Tianjin Women's Federation
- Abbreviation: TJWF
- Formation: November 5, 1949
- Type: Non-profit organization
- Headquarters: Tianjin, China
- Parent organization: All-China Women's Federation

= Tianjin Women's Federation =

The Tianjin Women's Federation (天津市妇女联合会, abbreviated TJWF) is a mass organization for women in Tianjin, China. It is under the leadership of the Tianjin Municipal Committee of the Chinese Communist Party and serves as a local branch of the All-China Women's Federation. Its highest authority is the Tianjin Women's Congress, while its standing body is the Executive Committee, led by the Standing Committee.

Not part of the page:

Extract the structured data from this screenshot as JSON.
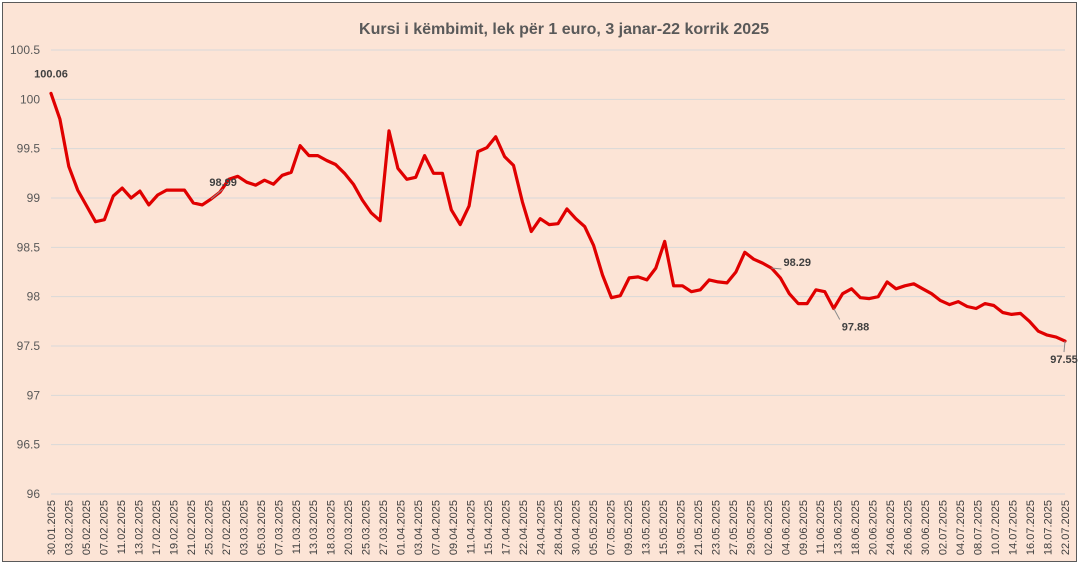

The federation represents and safeguards women's rights and interests, promotes gender equality, and supports the overall development of women in Tianjin.

== History ==
After the liberation of Tianjin in 1949, women from across the city actively participated in social activities. In March 1949, preparations began for the establishment of the Tianjin Democratic Women's Federation. On November 5, 1949, the federation was officially founded under this name, and from November 5 to November 7 the first Tianjin Women's Congress was held.

In 1957, it was renamed the Tianjin Women's Federation. On December 6, 1967, its operations were suspended during the Cultural Revolution. In 1973, following the issuance of the CPC Central Committee document (Zhongfa [1973] No. 23), the federation was restored, and the Tianjin Women's Congress was convened to resume regular work.

Between November 1949 and August 1983, seven congresses were held eight times. In September 2018, the 14th Tianjin Women's Congress took place, followed by the 15th Congress in September 2023.